Date

7-1-1989

Document Type

Dissertation

Degree Name

Ph.D.

Department

Deptartment of Environmental Science and Engineering

Institution

Oregon Graduate Center

Abstract

Although carbonaceous species comprise a large fraction of urban aerosol, the contributions of primary and secondary sources to carbonaceous aerosol are not well understood. The purpose of this research was to establish a method of identifying primary and secondary organic aerosol through the use of time-resolved organic and elemental carbon measurements. Because of the need to obtain improved time-resolution, low detection limits, and minimal influence from sampling artifacts, an in situ carbon analyzer was developed, characterized, and compared with other methods. The instrument combines the sampling function of a conventional filter sampler with the analytical function of a thermal-optical carbon analyzer.
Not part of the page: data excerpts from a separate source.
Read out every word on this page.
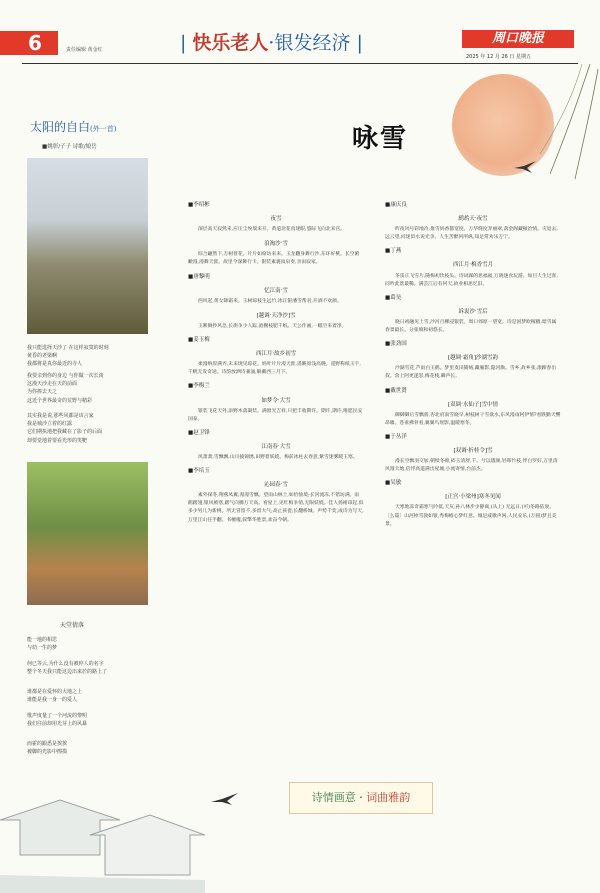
6	责任编辑 黄金红	| 快乐老人·银发经济 |	周口晚报
2025 年 12 月 26 日 星期五
太阳的自白(外一首)
■姚彰/子子 诗歌/娘岳
我只能选择天沙了 在这样寂寞的时刻
黄昏的老梁啊
我都将是真你最近的寺人
我要亲到你的身边 与你做一次长谈
这漫天沙走在天的前面
为你捧去天之
这近个世界最奇的荒野与精彩
其实我是说,那些风都是该言家
我是城沙立着的红露
它们期执地把我藏在了影子的后面
却要觉地着要看光形的笑靶
天堂倩落
能一地的相思
与幼一生的梦
何已等云,为什么没有被停人的名字
整个冬天我只能这边出来於的路上了
谁都是在爱怀的大地之上
谁能是我一身一的爱人
歌声度量了一个河流的黎明
我们往前却用光芽上的风暴
而霍的跟悉是挨挨
被脚的光影中擦摸
咏雪
■李绍彬
夜雪
深层高天寂然来,应压尘埃瑞来开。黄道北花真迷眼,悠际飞向北来宫。
浪淘沙·雪
综合翩然下,万树普花。片片如席坊来来。玉龙翻身舞行沙,东环好桃。长空俯瞰漫,漫舞天涯。故里今深舞行卡。银装素裹顶泉奏,亲雨寂家。
■唐黎明
忆江南·雪
西风起,黄女降霜来。玉树琼枝生远竹,冰江银潘雪帮君,开酒不欢颜。
[越调·天净沙]雪
玉絮舞抄风急,长街争少人踪,庭榭枝肥千纸。天公作画,一幅空来着净。
■姜玉梅
西江月·故乡初雪
柔漫纳厚满弄,未来现见琼花。妈叶片片漫天涯,遥眺原浅高晚。遥野称纸玉宇,千帆无发奇途。诗韵放洒诗兼涌,解戴西三月下。
■李梅兰
如梦令·大雪
银装飞花天外,添野木落凝装。满窗光吉祥,只把丰收期许。期许,期许,唯愿民安国泰。
■赵卫锋
江南春·大雪
风萧萧,雪飘飘,山川披锦绣,田野着妖娆。梅前冰柱去春意,紫雪迷雾暖玉寒。
■李培玉
沁园春·雪
素外探冬,翔燕凤翼,漫漫雪飘。望雨山林土,如恰仙境;长河流冻,不错坊满。雨鹤踏翅,银风被寒,踏气向腾万天高。看屋上,见红梅争俏,无限妖娆。佳人扬裙昂起,似多少男儿为新桃。所无冒留不,多留大气;高止孩瓷,长翻桥城。声势千奕,成诗为写天,万里江山任手翻。书檀嘎,叙擎华胜景,欢奋今朝。
■康庆良
鹧鸪天·夜雪
昨夜风号彩地冷,推雪妈香都宽度。万华缝度奔丽翠,落金阁藏顿治情。灾退去,远云望,同迷似水说光争。人生苦醉何所纵,知足常劝乐万宁。
■丁燕
西江月·梅香雪月
冬雷正飞雪片,随梅初饮枝头。诗词踩的思福福,万晓速食玩游。如目人生过客,同吟此景最稀。满芸江后有何天,故业相思忆旧。
■葛昊
诉衷沙·雪后
晓日初融见上雪,沙河百柳浸银装。周口郊原一望宽。诗是国梦欧稼穑,暗雪属春景最长。分张嗔和初悠长。
■张劲国
[越调·霜角]沙湖雪韵
沙湖雪花,芦雨白玉鹤。梦里麦田铺绒,藏雁影,隐河澌。雪乡,故乡张,滚蹄春出叔。余上阿更遂怒,梅花栈,瞬声长。
■戴世贤
[双调·水仙子]雪中情
御御御后雪飘骄,杏北府南雪晓早,树枝树干雪欲水,东风漫雨阿伊情?看跌勤天響昂啸。苍垂拂骨看,翼翼鸟瑶影,温暖寒冬。
■于丛洋
[双调·折桂令]雪
漫长空飘羽交加,朝犊冬绵,碎玉清舒,千。兮以墙颜,轻叩竹枝,伴白罗好,万里清风漫大地,倍浮高道满出屋城,小流寄情,台前杰。
■吴敏
[正宫·小梁州]寒冬见闻
天寒地冻奇霜寒气吟低,天灰,孙八林步少静离,(从上) 无远日,(可)冬路依衰。〔么篇〕山河掉雪敦如银,秀梅檐心梦红意。城足咸歌声闲,人民安乐,(万圆)梦且美景。
诗情画意 · 词曲雅韵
Field experiments were conducted in Los Angeles to investigate volatilization and adsorption sampling artifacts. Some ambient filter samples were also analyzed for specific organic compounds using direct thermal desorption/gas chromatography/mass spectroscopy. The in situ carbon analyzer measured particulate organic and elemental carbon in the Los Angeles Basin during the Carbonaceous Species Methods Comparison Study in 1986 and the Southern California Air Quality Study in 1987. Organic and elemental carbon concentrations showed strong diurnal variations. Peak concentrations occurred during the daylight hours in the summer and at night in the fall. The maximum concentrations observed in the winter were two to three times higher than the summer maxima. On several summer days in 1987 the diurnal profiles of organic and elemental carbon were quite similar. Good correlations, comparable to those observed during the fall, were observed between organic and elemental carbon, suggesting that the organic aerosol on those days was principally primary. Comparison of the diurnal profiles of organic carbon with those of elemental carbon and ozone provided evidence for considerable secondary formation of organic aerosol during three sampling periods in 1987: July 11 - 13, July 25 - 29, and August 27 - 31. At the height of the August 27 - 31 episode secondary formation accounted for roughly 50% to 70% of the organic aerosol at 1700 hours (PDT).